Cette stratégie lui a permis de conquérir des positions dominantes dans de nombreux domaines. Elle a porté l’action d’Amazon dans les sommets.
[mise à jour : en juillet 2020, la capitalisation boursière d’Amazon est de 1 500 milliards de dollars, X 10 par rapport à ce graphique]
Le CEO justifie ensuite l’achat de Zappos en s’appuyant sur ses 3 valeurs : “Zappos a une obsession pour les clients que j’admire. Zappos a une culture totalement unique que je n’ai jamais vue ailleurs, et cette culture associée à cette marque est un capital à elle seule : la marque Zappos, les clients de Zappos, les employés de Zappos. Je veux voir ces choses continuer”.
Tony Hsieh, le patron emblématique de Zappos, appuiera la vente en diffusant un email très personnel à tous ses salariés : à lire ici
5 ans après, Jeff Bezos a tenu parole et Zappos continue d’étonner le monde avec sa culture d’entreprise unique.
“Nous avons beaucoup de croissance devant nous avec Zappos, ce n’est que le commencement”.
Ce qui amène Bezos au 4ème et dernier point de sa short list.
4. “C’est toujours le premier jour”
“Il y aura toujours plus d’invention dans le futur, toujours plus d’invention pour les clients, toujours de nouvelles raisons d’être obsédé par les clients”.
Penser à long terme ne signifie pas pour Bezos développer des produits toujours plus innovants en espérant qu’ils soient adoptés.
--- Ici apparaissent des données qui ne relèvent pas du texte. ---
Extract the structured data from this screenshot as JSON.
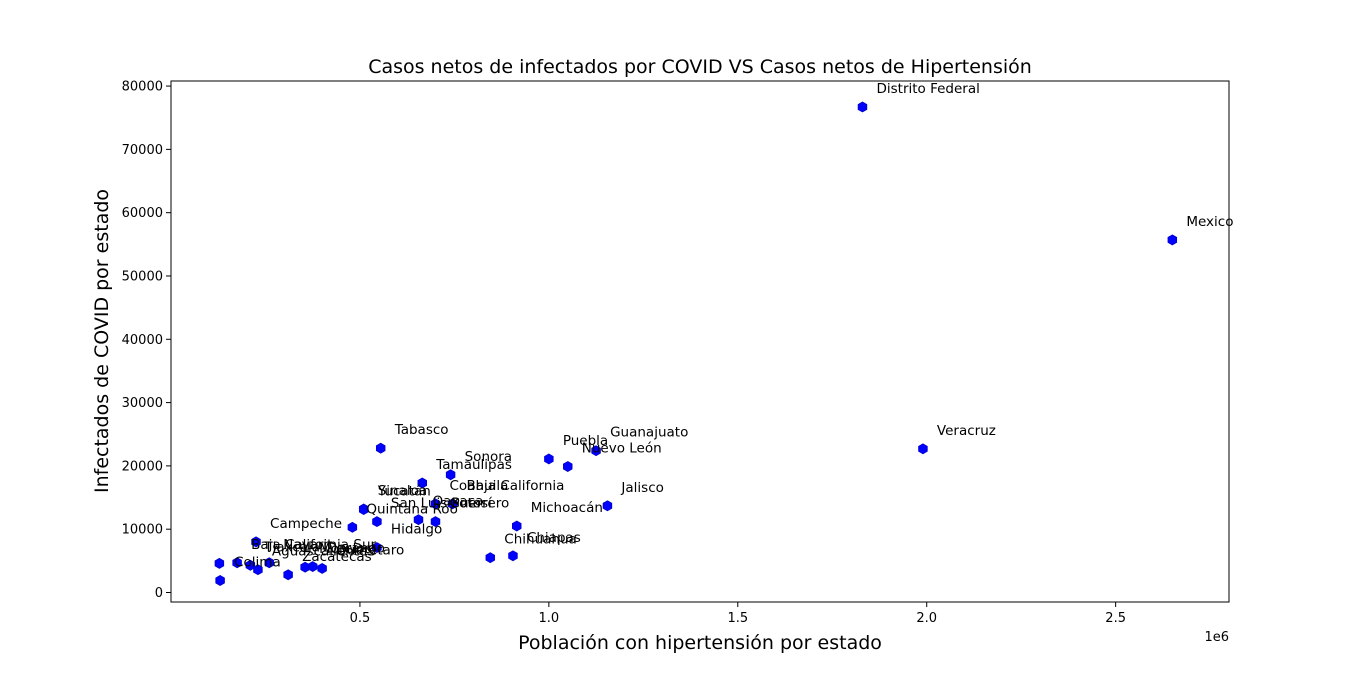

Au contraire.
Le livre Googled de Ken Auletta rapporte ses propos sur ce sujet : “La question la plus courante que l’on me pose est : qu’est-ce qui va changer dans les 5 prochaines années ? C’est la mauvaise question. La bonne question est : qu’est-ce qui ne va pas changer dans les 5 ou 10 prochaines années ? Toute l’énergie que vous investissez dans ces choses aujourd’hui rapporteront toujours des dividendes dans 10 ans. Tandis que si vous basez votre stratégie sur des choses plus transitoires – qui sont vos concurrents ? quelles sont les technologies disponibles ? etc. – ces choses vont changer si rapidement que vous devrez vous aussi changer votre stratégie très rapidement.”
On voit mal ce qui empêchera Bezos de réaliser son idée de départ : créer le « Everything Store », le magasin qui vend tout. Mais cette dernière maxime nous rappelle que Bezos ne s’arrêtera pas à son premier objectif.
Comme pour Larry Page et Serguei Brin les fondateurs de Google , celui dont l’un des passe-temps est de développer des vols spatiaux privés vise autre chose.
Toujours au premier jour, toujours plus haut.